Tant qu’il n’y aura pas de réel investissement, notre sport ne grandira pas. Et pour y arriver, nous devons nous associer avec une ligue existante et c’est la LNH qui est au sommet de la pyramide du hockey.

Sans les ressources et les infrastructures qui existent, c’est vraiment difficile de créer une ligue professionnelle, comme la WNBA, appuyée par la NBA, et la NWSL qui a la MLS, US Soccer et Soccer Canada comme partenaires. Et c’est ce dont nous avons besoin. Nous continuons d’avoir des discussions et une bonne relation, mais plusieurs pièces manquent encore au casse-tête.

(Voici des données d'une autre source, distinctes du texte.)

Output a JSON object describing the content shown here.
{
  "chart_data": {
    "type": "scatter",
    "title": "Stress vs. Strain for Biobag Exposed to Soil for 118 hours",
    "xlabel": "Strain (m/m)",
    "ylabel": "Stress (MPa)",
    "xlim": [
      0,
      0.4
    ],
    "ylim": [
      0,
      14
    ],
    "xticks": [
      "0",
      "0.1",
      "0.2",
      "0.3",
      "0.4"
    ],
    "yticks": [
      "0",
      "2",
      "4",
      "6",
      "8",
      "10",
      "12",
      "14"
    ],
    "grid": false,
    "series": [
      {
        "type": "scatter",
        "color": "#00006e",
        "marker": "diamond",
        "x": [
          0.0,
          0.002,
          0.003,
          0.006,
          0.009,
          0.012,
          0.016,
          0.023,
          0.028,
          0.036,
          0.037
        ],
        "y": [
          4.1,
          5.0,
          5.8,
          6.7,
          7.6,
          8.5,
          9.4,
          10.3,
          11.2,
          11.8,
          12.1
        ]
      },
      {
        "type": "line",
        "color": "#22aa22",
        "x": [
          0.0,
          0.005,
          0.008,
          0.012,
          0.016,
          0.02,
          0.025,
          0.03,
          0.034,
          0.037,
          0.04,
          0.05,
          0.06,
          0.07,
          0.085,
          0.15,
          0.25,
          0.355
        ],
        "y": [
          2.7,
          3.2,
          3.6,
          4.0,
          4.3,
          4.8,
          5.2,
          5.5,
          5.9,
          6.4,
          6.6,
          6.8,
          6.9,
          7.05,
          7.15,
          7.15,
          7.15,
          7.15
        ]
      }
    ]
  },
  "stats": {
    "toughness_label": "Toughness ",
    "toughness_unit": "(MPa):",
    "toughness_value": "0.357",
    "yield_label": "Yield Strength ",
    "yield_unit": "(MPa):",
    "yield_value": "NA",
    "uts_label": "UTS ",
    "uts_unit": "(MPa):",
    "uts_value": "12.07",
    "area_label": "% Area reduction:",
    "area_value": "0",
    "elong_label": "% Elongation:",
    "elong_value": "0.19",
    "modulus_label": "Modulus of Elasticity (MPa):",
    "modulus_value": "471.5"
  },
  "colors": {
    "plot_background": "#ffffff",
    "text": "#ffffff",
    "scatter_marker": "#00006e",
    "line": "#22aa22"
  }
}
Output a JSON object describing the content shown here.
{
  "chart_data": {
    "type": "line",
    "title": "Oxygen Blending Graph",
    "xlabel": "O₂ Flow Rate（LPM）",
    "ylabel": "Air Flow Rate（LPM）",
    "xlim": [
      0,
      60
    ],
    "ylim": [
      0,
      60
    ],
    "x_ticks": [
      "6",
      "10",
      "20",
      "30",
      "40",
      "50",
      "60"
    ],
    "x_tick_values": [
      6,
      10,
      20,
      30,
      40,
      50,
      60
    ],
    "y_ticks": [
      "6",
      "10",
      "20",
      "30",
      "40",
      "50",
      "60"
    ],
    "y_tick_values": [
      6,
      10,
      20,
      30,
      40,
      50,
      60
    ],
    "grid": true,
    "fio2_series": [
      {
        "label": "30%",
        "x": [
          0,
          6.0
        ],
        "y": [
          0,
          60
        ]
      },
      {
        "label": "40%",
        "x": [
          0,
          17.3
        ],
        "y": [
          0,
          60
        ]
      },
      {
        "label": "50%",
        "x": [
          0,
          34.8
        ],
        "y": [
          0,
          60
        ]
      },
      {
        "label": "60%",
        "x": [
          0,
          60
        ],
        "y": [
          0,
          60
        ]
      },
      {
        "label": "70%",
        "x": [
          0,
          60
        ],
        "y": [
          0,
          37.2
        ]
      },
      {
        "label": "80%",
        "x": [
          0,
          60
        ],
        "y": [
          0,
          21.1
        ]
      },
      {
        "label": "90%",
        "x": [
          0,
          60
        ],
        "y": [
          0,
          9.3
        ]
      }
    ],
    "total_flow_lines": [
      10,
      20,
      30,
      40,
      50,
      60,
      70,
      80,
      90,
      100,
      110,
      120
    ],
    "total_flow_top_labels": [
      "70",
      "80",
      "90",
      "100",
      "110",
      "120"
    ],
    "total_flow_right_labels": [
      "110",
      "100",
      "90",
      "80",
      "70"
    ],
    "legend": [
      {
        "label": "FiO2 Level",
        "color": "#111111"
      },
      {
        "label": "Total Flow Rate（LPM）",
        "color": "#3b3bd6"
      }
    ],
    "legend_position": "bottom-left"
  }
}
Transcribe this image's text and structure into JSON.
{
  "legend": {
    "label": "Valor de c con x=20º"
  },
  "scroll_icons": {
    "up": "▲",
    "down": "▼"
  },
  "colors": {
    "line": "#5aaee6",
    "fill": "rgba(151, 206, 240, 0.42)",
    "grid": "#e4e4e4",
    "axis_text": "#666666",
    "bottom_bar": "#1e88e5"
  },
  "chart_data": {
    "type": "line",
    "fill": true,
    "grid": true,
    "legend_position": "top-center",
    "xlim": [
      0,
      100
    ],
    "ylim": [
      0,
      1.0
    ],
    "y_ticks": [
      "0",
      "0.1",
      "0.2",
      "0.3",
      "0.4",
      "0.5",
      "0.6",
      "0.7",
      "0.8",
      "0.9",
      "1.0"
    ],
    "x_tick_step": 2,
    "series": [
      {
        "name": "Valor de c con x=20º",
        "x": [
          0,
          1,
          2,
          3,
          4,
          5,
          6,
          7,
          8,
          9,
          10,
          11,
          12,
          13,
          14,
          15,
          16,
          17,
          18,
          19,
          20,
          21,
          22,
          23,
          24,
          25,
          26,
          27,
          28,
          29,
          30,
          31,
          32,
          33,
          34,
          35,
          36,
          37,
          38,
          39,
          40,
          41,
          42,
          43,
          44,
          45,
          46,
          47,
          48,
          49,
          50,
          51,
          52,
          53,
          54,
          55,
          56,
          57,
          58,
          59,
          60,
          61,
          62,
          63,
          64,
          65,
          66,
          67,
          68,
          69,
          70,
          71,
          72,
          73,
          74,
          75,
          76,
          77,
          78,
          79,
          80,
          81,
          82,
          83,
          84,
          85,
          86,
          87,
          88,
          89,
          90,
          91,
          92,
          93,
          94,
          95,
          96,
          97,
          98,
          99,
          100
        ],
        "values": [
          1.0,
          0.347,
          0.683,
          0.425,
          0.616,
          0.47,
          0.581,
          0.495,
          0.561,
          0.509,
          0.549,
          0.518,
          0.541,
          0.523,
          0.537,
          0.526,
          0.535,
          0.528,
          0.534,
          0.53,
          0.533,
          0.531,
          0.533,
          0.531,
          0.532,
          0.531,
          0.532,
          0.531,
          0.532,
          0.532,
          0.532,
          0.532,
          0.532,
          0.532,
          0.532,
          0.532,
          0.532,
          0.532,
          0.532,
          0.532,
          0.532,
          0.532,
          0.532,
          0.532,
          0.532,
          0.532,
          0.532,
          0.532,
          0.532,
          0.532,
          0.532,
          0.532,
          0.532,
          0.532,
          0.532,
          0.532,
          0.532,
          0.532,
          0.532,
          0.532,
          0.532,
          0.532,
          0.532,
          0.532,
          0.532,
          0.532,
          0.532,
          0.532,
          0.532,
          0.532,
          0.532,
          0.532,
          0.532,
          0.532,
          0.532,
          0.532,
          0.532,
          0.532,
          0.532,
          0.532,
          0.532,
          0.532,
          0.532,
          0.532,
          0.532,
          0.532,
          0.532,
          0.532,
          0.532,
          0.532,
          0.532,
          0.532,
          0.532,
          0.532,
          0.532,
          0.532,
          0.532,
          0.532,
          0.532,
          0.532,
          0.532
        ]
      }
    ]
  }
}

Jayna Hefford, consultante aux opérations de la PWHPA

Au début de l’année, nous avons eu du succès au match des étoiles de la LNH avec 20 femmes qui ont pris part au duel à 3 contre 3, une première, poursuit-elle. Donc, oui, l’impact de la pandémie est dur pour nous, mais je reste optimiste et je crois que le sport contribuera à la relance de la société. Je crois qu’il y aura encore des investisseurs prêts à financer le sport et que nous retrouverons notre erre d’aller.